Store syslog occurrence frequency instead of adding all of them to the DB
Hi, I am using Syslog-NG which stores the Syslog to a remote MySQL server for central logging. Now, I am running into a situation a lot of records inside the MySQL database is "almost" exactly the same, just except the timestamp is different. For example, I get "file system is full" every minute for a host and this message repeats itself periodically. In order to better manage the MySQL database, do you have any suggestions how I can reduce the number of overall records inside the DB, but add the occurrence frequency instead? For example, syslog message "file system is full" occurs every minutes on the system. There will be 24 x 60 "file system is full" records on my MySQL DB after 1 day. If no one fix it, I will get 10 x 24 x 60 "file system is full" records for 10 hosts having the same problem for 1 day. Can those records being "processed" some how and when I search the MySQL DB, I only see ONE record list the following only? Total occurrenceMessage content ===================== 14,400File system is full If I can do that, it will definitely reduce a log of space of my DB and speed up the query. It seems this is a database problem as well. Please let me know your idea at anytime. Regards, Marcos
Am 18.08.2011 19:52, schrieb Marcos Tang:
Can those records being "processed" some how and when I search the MySQL DB, I only see ONE record list the following only?
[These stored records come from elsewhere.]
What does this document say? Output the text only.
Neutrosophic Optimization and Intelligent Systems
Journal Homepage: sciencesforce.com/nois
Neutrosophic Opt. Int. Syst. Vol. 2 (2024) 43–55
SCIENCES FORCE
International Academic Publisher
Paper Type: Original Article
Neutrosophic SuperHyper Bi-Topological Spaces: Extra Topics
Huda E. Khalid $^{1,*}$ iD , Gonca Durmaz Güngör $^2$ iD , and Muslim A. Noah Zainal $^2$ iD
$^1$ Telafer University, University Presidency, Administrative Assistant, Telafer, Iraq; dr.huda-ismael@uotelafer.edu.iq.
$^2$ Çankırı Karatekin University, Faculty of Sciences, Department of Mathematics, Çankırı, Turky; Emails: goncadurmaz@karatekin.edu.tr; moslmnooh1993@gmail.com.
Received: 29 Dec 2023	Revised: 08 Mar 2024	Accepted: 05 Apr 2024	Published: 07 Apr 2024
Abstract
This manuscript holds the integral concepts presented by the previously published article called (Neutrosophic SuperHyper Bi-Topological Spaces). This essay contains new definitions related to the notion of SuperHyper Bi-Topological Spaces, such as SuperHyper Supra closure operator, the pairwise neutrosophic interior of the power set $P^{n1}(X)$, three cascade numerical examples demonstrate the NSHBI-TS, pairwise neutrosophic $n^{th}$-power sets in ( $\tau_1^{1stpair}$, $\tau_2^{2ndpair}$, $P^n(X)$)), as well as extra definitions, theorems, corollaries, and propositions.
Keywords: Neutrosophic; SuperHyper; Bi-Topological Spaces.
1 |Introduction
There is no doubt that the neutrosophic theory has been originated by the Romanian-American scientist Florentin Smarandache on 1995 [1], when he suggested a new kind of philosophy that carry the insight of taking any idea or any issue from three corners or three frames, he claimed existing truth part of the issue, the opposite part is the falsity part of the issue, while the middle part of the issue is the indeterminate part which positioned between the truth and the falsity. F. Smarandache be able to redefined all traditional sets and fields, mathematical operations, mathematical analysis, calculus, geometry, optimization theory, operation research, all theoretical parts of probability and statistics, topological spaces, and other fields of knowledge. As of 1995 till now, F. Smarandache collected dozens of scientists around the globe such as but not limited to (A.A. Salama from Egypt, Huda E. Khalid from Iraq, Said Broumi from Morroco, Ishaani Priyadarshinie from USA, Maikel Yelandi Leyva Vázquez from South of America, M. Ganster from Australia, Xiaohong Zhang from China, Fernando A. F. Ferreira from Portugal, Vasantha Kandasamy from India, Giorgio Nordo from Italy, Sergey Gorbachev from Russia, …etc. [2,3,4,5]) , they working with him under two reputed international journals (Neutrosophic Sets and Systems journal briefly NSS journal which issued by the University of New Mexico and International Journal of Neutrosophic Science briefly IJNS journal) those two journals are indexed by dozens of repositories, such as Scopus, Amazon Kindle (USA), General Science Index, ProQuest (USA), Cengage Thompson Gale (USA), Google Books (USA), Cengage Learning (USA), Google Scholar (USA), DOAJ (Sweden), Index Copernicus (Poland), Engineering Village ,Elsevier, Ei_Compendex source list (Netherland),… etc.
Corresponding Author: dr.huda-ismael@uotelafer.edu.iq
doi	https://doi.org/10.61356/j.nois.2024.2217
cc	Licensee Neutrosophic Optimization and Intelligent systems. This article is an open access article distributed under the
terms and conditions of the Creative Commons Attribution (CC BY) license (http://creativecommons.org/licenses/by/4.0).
Total occurrenceMessage content ===================== 14,400File system is full
can´t you use something like INSERT INTO tables VALUES (date,logstring) ON duplicate KEY UPDATE date; ? florian
I'd add on to this by using a crc function to hash the message and store that in a column to make the unique check very fast: CREATE TABLE mylogs ( id BIGINT UNSIGNED NOT NULL PRIMARY KEY AUTO_INCREMENT, timestamp TIMESTAMP NOT NULL, crc INT UNSIGNED NOT NULL, count INT UNSIGNED NOT NULL DEFAULT 0, msg TEXT, UNIQUE KEY (crc) ); INSERT INTO mylogs (timestamp, crc, msg) values($timestamp, CRC32($msg), $msg) ON DUPLICATE KEY UPDATE count=count+1, timestamp=$timestamp; On Thu, Aug 18, 2011 at 1:33 PM, system@ra-schaal.de <system@ra-schaal.de> wrote:
Am 18.08.2011 19:52, schrieb Marcos Tang:
Can those records being "processed" some how and when I search the MySQL DB, I only see ONE record list the following only?
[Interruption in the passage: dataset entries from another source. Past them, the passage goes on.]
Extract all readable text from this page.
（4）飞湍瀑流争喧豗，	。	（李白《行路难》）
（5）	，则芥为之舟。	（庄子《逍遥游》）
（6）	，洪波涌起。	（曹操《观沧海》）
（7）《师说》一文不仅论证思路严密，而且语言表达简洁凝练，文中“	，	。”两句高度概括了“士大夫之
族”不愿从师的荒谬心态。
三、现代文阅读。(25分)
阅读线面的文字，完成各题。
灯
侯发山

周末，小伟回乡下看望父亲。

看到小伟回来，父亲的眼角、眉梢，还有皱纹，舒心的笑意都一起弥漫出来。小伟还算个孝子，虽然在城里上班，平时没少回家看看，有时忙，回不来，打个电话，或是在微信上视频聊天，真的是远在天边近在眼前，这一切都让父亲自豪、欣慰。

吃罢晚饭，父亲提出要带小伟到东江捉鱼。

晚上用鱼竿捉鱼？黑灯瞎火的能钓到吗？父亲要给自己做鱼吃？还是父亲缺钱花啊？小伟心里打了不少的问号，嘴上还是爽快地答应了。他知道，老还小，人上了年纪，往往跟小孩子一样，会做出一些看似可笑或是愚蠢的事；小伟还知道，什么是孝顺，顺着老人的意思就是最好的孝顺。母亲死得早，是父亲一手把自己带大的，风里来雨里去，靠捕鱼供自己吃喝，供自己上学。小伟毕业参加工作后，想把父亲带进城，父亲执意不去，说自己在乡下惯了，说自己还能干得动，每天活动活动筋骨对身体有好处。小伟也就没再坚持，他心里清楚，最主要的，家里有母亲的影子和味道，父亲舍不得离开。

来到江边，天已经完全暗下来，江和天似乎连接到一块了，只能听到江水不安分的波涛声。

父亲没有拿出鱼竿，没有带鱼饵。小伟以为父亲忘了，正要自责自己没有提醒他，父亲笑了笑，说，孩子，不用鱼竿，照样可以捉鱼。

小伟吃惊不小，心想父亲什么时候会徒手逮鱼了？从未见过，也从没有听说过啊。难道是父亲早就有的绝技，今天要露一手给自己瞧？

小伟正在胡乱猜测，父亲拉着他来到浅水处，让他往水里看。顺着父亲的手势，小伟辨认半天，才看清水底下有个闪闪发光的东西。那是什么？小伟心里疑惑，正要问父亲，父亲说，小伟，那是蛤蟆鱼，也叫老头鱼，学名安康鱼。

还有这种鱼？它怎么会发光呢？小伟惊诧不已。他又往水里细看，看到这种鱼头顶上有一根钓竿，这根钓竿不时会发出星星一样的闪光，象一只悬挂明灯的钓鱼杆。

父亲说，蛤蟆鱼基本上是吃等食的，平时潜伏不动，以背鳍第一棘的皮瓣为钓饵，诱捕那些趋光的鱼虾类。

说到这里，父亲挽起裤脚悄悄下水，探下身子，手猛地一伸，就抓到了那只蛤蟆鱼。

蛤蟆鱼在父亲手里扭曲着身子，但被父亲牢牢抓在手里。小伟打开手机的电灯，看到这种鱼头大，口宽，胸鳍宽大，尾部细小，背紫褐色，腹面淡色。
Total occurrenceMessage content ===================== 14,400File system is full
can´t you use something like
INSERT INTO tables VALUES (date,logstring) ON duplicate KEY UPDATE date;
?
florian ______________________________________________________________________________ Member info: https://lists.balabit.hu/mailman/listinfo/syslog-ng Documentation: http://www.balabit.com/support/documentation/?product=syslog-ng FAQ: http://www.balabit.com/wiki/syslog-ng-faq
Hi Martin & Florian, I am not good at SQL and I have the following table right now. Do you mean my current table also needs to merge with your table to form one single table? What is the corresponding syslog-ng.conf file which I should modify to fit for your table? Once again, thanks for your suggestions for me. mysql> desc logs; +----------+------------------+------+-----+---------+----------------+ | Field | Type | Null | Key | Default | Extra | +----------+------------------+------+-----+---------+----------------+ | host | varchar(32) | YES | MUL | NULL | | | facility | varchar(10) | YES | MUL | NULL | | | priority | varchar(10) | YES | MUL | NULL | | | level | varchar(10) | YES | | NULL | | | tag | varchar(10) | YES | | NULL | | | date | date | YES | MUL | NULL | | | time | time | YES | MUL | NULL | | | program | varchar(15) | YES | MUL | NULL | | | msg | text | YES | | NULL | | | seq | int(10) unsigned | NO | PRI | NULL | auto_increment | +----------+------------------+------+-----+---------+----------------+ 10 rows in set (0.00 sec) Regards, Marcos --- On Fri, 8/19/11, Martin Holste <mcholste@gmail.com> wrote: From: Martin Holste <mcholste@gmail.com> Subject: Re: [syslog-ng] Store syslog occurrence frequency instead of adding all of them to the DB To: "Syslog-ng users' and developers' mailing list" <syslog-ng@lists.balabit.hu> Cc: "Marcos Tang" <marcostang2002@yahoo.com> Date: Friday, August 19, 2011, 4:10 AM I'd add on to this by using a crc function to hash the message and store that in a column to make the unique check very fast: CREATE TABLE mylogs ( id BIGINT UNSIGNED NOT NULL PRIMARY KEY AUTO_INCREMENT, timestamp TIMESTAMP NOT NULL, crc INT UNSIGNED NOT NULL, count INT UNSIGNED NOT NULL DEFAULT 0, msg TEXT, UNIQUE KEY (crc) ); INSERT INTO mylogs (timestamp, crc, msg) values($timestamp, CRC32($msg), $msg) ON DUPLICATE KEY UPDATE count=count+1, timestamp=$timestamp; On Thu, Aug 18, 2011 at 1:33 PM, system@ra-schaal.de <system@ra-schaal.de> wrote:
Am 18.08.2011 19:52, schrieb Marcos Tang:
Can those records being "processed" some how and when I search the MySQL DB, I only see ONE record list the following only?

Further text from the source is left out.